Try different chunk sizes to observe retrieval-quality changes.

In [None]:
def build_index_with_chunk_size(articles, chunk_size=120, overlap=20):
    chunks = []
    for a in articles:
        chunks.extend(chunk_text_by_words(a.get("text", ""), chunk_size=chunk_size, overlap=overlap))

    vec = TfidfVectorizer(max_features=5000, ngram_range=(1, 2))
    mat = vec.fit_transform(chunks).toarray().astype(np.float32)
    faiss.normalize_L2(mat)
    idx = faiss.IndexFlatIP(mat.shape[1])
    idx.add(mat)
    return chunks, vec, idx

for size in [80, 120, 180]:
    chunks_s, vec_s, idx_s = build_index_with_chunk_size(subset[:120], chunk_size=size, overlap=size//6)
    q_vec = vec_s.transform([clean_text("what is france's capital city?")]).toarray().astype(np.float32)
    faiss.normalize_L2(q_vec)
    scores, ids = idx_s.search(q_vec, 3)
    print(f"Chunk size={size}, top score={scores[0][0]:.4f}, chunks={len(chunks_s)}")

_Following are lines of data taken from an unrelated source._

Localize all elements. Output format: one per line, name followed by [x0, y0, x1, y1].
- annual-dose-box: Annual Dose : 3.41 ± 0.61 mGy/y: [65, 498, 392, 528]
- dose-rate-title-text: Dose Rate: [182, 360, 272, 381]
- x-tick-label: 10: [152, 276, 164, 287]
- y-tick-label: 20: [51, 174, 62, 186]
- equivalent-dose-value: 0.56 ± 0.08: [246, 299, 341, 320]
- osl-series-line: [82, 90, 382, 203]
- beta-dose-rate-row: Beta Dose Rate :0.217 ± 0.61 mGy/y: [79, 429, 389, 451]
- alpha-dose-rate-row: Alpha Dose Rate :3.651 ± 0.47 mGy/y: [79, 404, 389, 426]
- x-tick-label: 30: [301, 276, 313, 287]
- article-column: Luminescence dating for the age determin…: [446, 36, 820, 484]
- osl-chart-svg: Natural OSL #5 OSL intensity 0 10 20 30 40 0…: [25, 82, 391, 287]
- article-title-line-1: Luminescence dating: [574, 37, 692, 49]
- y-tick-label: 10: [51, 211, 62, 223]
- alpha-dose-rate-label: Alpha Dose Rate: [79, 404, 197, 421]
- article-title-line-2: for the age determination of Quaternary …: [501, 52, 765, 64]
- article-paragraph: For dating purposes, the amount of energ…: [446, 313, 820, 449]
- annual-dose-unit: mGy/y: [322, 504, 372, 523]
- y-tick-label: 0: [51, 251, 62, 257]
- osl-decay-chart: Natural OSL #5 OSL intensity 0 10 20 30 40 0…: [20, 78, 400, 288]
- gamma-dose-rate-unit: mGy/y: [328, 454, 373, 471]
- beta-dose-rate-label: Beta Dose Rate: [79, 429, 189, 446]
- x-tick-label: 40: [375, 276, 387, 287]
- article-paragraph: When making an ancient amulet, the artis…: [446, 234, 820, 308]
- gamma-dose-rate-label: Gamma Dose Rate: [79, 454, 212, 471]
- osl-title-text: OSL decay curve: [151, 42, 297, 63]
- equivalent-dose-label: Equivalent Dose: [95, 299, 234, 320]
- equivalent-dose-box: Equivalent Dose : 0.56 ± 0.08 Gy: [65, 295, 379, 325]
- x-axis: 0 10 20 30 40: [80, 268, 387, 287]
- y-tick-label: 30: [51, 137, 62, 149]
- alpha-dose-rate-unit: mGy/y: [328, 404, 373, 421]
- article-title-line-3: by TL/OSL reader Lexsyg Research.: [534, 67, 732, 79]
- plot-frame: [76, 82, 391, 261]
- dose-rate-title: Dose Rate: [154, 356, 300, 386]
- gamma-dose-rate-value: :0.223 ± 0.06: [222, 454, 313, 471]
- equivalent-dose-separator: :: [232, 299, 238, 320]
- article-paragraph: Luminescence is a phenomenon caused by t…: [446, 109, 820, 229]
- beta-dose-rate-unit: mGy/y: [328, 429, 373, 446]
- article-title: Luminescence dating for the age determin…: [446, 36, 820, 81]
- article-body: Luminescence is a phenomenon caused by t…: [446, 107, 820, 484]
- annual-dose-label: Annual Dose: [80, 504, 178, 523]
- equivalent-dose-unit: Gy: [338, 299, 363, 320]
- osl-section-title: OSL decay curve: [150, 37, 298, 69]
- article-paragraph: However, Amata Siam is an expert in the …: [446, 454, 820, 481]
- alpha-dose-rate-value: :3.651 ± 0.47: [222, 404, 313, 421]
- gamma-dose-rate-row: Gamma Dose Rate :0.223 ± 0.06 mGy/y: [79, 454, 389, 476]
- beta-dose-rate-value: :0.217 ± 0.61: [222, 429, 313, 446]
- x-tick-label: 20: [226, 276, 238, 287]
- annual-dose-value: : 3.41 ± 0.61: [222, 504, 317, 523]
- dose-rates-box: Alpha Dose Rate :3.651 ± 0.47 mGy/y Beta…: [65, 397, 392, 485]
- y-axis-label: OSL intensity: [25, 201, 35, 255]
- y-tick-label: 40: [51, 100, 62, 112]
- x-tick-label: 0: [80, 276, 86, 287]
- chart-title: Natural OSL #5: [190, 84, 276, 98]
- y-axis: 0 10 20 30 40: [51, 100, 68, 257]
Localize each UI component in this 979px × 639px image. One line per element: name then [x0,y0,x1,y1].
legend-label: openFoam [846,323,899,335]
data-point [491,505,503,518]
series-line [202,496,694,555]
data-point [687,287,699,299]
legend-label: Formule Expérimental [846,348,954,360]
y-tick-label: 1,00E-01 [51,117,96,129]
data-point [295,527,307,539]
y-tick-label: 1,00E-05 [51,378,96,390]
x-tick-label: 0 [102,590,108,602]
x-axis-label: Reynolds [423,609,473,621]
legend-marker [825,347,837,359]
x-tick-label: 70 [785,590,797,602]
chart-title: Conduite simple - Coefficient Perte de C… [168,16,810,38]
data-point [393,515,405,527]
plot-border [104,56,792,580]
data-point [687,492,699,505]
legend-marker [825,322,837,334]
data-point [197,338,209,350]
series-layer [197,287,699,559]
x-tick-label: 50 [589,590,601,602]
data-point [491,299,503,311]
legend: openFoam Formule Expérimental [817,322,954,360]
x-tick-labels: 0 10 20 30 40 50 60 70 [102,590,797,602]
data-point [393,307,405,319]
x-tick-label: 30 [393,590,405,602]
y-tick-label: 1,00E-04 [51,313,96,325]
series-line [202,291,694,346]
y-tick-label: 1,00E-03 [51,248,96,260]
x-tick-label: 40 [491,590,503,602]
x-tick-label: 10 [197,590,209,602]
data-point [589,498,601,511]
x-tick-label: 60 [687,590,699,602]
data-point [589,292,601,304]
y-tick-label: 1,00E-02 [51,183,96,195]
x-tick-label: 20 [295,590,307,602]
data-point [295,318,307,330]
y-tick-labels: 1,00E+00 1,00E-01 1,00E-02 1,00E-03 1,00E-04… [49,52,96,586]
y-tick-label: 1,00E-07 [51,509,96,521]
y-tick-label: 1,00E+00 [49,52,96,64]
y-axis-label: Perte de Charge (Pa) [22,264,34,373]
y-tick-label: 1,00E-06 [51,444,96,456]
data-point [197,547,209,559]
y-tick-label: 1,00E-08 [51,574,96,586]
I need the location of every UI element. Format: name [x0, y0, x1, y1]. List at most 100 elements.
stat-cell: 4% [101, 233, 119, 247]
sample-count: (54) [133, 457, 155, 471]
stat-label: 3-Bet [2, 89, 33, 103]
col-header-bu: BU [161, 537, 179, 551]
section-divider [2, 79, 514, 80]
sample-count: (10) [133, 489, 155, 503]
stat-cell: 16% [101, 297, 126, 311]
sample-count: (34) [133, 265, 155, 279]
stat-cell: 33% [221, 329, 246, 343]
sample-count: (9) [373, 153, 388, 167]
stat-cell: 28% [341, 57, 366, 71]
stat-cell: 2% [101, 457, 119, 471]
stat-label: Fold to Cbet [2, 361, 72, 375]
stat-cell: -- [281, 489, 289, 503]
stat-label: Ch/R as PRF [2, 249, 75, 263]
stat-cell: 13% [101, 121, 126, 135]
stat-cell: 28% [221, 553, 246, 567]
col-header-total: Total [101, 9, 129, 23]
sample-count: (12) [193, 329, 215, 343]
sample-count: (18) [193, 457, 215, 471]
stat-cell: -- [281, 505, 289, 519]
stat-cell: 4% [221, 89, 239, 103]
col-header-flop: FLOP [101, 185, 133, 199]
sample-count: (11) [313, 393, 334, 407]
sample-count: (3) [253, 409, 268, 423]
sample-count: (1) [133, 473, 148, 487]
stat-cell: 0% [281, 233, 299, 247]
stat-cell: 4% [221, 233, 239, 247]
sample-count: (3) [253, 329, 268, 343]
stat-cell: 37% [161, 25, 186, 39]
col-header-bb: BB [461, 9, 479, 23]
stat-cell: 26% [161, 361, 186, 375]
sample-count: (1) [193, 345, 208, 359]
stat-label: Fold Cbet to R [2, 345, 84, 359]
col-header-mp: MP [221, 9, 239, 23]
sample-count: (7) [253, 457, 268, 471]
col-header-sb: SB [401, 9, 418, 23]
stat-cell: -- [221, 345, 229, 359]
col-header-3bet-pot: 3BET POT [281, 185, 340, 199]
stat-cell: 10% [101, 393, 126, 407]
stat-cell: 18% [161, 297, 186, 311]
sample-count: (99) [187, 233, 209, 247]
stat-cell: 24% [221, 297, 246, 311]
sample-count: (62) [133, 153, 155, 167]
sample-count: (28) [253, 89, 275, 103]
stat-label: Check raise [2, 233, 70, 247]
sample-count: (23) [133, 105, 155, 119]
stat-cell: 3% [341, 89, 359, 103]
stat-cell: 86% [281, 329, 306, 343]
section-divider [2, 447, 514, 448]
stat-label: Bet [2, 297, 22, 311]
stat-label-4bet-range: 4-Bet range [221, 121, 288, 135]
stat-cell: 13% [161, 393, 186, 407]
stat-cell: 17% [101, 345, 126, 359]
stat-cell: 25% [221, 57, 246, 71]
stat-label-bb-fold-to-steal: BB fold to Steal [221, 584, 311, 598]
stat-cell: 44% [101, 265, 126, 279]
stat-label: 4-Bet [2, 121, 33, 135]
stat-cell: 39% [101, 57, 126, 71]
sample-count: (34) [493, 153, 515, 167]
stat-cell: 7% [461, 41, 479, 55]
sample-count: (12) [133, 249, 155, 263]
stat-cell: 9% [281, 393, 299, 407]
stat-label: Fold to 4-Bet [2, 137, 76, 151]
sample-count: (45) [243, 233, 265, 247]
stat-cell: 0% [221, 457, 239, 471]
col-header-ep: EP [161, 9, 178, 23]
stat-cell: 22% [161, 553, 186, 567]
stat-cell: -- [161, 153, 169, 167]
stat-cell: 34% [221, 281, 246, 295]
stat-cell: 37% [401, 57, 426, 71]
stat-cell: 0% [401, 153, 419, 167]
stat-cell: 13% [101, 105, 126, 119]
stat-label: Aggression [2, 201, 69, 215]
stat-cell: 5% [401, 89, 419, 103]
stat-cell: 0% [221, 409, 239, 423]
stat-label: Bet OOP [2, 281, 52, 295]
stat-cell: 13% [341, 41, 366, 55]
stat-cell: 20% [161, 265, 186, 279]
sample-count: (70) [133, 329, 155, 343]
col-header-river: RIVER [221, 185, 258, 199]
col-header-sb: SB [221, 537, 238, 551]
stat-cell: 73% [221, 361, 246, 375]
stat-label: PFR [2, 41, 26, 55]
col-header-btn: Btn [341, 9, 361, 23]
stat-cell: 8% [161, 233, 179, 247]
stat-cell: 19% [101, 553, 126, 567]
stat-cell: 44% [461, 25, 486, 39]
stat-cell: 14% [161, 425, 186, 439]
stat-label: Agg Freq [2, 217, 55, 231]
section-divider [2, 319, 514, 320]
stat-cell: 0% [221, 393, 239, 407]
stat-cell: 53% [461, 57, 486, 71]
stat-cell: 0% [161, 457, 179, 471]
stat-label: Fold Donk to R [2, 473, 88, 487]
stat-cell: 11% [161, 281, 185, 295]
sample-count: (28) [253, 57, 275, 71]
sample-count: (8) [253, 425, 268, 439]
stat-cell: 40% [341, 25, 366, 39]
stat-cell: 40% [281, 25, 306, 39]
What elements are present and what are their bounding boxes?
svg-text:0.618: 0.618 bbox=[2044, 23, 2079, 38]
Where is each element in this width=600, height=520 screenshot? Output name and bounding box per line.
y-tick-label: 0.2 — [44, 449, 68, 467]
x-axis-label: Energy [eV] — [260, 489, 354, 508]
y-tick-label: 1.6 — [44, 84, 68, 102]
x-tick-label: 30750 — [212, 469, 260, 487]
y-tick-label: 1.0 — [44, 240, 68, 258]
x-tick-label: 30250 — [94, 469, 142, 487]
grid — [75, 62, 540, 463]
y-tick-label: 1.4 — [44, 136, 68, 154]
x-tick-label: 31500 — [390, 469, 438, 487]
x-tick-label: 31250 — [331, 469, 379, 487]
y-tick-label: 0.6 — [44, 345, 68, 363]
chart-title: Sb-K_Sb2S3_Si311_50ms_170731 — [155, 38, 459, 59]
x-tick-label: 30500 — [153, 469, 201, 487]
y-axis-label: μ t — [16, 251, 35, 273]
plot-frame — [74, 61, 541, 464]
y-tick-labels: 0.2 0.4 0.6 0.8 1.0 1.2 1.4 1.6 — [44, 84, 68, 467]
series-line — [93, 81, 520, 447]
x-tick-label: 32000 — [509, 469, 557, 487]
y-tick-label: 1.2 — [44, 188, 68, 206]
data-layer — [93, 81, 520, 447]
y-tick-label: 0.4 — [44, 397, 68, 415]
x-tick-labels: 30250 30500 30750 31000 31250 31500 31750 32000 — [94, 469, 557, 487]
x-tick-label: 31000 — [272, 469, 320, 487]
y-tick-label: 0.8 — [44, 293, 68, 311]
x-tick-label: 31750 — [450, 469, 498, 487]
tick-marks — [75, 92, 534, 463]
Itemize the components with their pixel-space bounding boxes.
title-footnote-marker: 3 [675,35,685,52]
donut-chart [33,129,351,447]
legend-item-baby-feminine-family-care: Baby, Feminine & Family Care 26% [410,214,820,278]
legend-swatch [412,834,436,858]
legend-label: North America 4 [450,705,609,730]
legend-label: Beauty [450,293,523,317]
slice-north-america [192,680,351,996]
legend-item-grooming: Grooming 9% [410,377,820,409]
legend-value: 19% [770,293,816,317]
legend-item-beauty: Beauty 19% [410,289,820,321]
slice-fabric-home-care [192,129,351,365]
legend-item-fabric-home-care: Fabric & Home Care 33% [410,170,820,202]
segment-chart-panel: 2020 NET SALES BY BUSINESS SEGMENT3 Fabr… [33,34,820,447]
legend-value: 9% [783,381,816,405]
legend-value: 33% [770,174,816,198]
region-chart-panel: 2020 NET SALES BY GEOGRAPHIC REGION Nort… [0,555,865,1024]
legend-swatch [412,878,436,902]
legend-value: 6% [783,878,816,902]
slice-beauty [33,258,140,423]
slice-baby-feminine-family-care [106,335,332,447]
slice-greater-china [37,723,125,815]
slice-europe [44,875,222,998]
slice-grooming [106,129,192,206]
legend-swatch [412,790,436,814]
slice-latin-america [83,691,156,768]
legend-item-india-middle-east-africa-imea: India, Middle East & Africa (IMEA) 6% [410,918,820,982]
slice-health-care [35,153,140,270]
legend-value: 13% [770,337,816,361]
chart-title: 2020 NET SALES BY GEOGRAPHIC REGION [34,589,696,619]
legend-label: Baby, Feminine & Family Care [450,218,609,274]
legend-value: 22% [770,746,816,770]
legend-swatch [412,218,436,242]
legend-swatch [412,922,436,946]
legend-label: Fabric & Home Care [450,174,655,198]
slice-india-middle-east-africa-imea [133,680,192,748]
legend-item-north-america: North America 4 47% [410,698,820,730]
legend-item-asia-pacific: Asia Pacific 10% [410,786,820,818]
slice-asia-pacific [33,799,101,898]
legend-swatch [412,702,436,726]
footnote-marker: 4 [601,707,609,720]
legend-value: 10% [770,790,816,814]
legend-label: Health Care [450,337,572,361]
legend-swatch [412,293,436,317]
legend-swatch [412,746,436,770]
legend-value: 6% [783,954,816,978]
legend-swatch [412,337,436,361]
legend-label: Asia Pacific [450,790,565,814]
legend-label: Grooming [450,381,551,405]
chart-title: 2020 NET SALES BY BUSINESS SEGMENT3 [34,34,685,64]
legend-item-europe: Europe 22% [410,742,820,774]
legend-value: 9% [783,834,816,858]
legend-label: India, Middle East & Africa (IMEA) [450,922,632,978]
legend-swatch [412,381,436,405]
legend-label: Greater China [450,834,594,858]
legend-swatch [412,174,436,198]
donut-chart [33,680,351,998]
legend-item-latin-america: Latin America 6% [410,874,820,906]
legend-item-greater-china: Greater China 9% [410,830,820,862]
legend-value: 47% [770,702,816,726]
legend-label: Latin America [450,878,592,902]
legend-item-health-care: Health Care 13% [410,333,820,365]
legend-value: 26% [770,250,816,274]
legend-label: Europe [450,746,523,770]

## Qualitative observation template (for report/PPT)

- **Relevant example:** Retrieved chunks explicitly mention terms from the query.
- **Coherence strength:** GPT-2 output is usually fluent when context is clear.
- **Common issue:** GPT-2 may add unsupported details if context is weak.
- **Improvement ideas:** Better reranking, larger embedding model, prompt constraints, and answer post-validation.